Once there was a young man who decided he needed to make more money.

He had been told that he could get a promotion by going to school. So he went to enroll in school but thought he should check on a class first.

When he got to his first class, he read the directions, which to him seemed like a lot.

He went up to the instructor and said, “How little can I get for my money?”

The instructor looked at him in confusion. He asked the student what he meant.

The young man said, “Well, how many classes can I miss and still pass?”

“If I only do half the assignments, can I pass?

“If I submit a term paper I have bought, can I pass?”

“If I fail the exams because I am working two jobs and have a family, can I pass?”

“In other words, how little can I do and still make it? I just need the credit.”

The instructor looked at him for a moment and said, “Wait here just a minute.”

He took out a very old book and began to read to him.

“Once there were many very poor and suffering people in a kingdom. The king could treat them very harshly because they were uneducated. They had very little food or work. They got tired of this and went to a new country where they set up the delicious privilege of learning. Some of them fought and died to be able to go to the schools they set up. And after a person got an education, they spoke better, they were better citizens, they were better parents, they knew how to get along with people, they knew how to read and evaluate a proposal, they contributed to their towns, they had, in short, improved themselves because they have participated in a process called education.”

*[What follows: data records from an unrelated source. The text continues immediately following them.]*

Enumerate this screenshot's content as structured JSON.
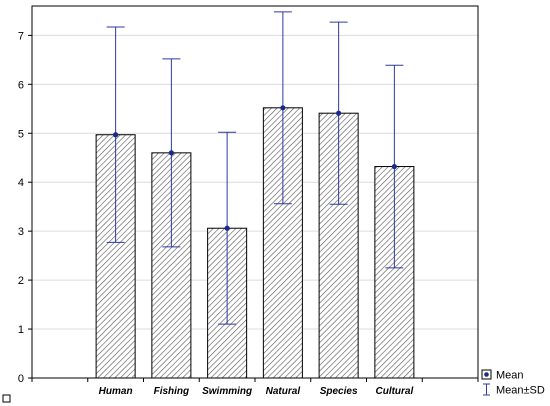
{
  "chart_data": {
    "type": "bar",
    "categories": [
      "Human",
      "Fishing",
      "Swimming",
      "Natural",
      "Species",
      "Cultural"
    ],
    "series": [
      {
        "name": "Mean",
        "values": [
          4.97,
          4.6,
          3.06,
          5.52,
          5.41,
          4.32
        ],
        "sd": [
          2.2,
          1.92,
          1.96,
          1.96,
          1.86,
          2.07
        ]
      }
    ],
    "x_category_range": [
      -1.5,
      6.5
    ],
    "ylim": [
      0,
      7.6
    ],
    "yticks": [
      0,
      1,
      2,
      3,
      4,
      5,
      6,
      7
    ],
    "grid": "horizontal",
    "bar_style": "diagonal-hatch",
    "colors": {
      "bar_stroke": "#000000",
      "hatch": "#555555",
      "error": "#2b3aa0",
      "marker": "#1a2a8a",
      "grid": "#dcdcdc"
    },
    "legend": {
      "placement": "bottom-right",
      "entries": [
        "Mean",
        "Mean±SD"
      ]
    }
  }
}
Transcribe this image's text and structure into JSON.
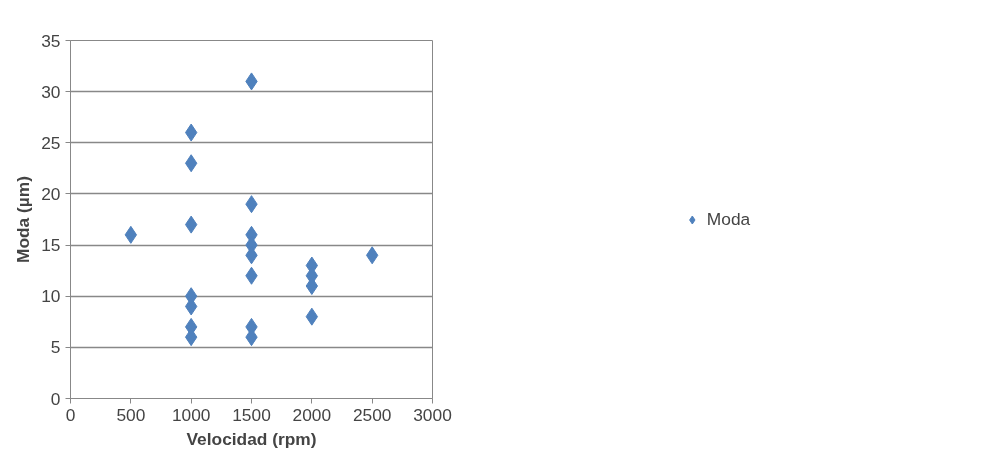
{
  "chart_data": {
    "type": "scatter",
    "xlabel": "Velocidad (rpm)",
    "ylabel": "Moda (µm)",
    "series": [
      {
        "name": "Moda",
        "color": "#4f81bd",
        "x": [
          500,
          1000,
          1000,
          1000,
          1000,
          1000,
          1000,
          1000,
          1500,
          1500,
          1500,
          1500,
          1500,
          1500,
          1500,
          1500,
          2000,
          2000,
          2000,
          2000,
          2500
        ],
        "values": [
          16,
          26,
          23,
          17,
          10,
          9,
          7,
          6,
          31,
          19,
          16,
          15,
          14,
          12,
          7,
          6,
          13,
          12,
          11,
          8,
          14
        ]
      }
    ],
    "xlim": [
      0,
      3000
    ],
    "xticks": [
      0,
      500,
      1000,
      1500,
      2000,
      2500,
      3000
    ],
    "ylim": [
      0,
      35
    ],
    "yticks": [
      0,
      5,
      10,
      15,
      20,
      25,
      30,
      35
    ],
    "grid": "y",
    "legend": "right",
    "marker": "diamond"
  }
}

“Then a businessman came into town. He called the people together and said,

‘You don’t need to know about your history. You don’t need to read the great writers from your culture. You especially don’t need to know anything about anyone from another culture for they are your enemies. All you need to know how to do is this job I want you to do for this small wage. In fact, I plan on sending the lowest paying jobs overseas.

‘Those of you, however, who will sit in a room, pay a lot of money, and wait it out, can get a piece of paper that says you have been to what we call a college. You will then earn more money. Because the idea of college is to train you for a career, not to get an education. You don’t have to train your mind to understand the relationship of ideas, or how one event influences another, or how one situation came out of another, or what will happen if you pursue a course of action. You don’t have to value thinking at all. In fact, we don’t want you to really learn to critically think. We just want you to do your job for us. And some of our jobs need higher skills until we can figure out a way to automate them.

“So just jump through the hoops they give you. Those hoops are called assignments, papers, projects and tests. You don’t have to understand how one lesson relates to the next lesson. You don’t even have to remember anything. You can be watching a movie, taking a selfie, or listening to music while you do the work. Your mind doesn’t have to be on it at all. Just do it and get it over with in the easiest way you know how.”

So the young man decided that even that was too much work. He put his money back in his pocket and switched schools. He enrolled in the free University of YouTube.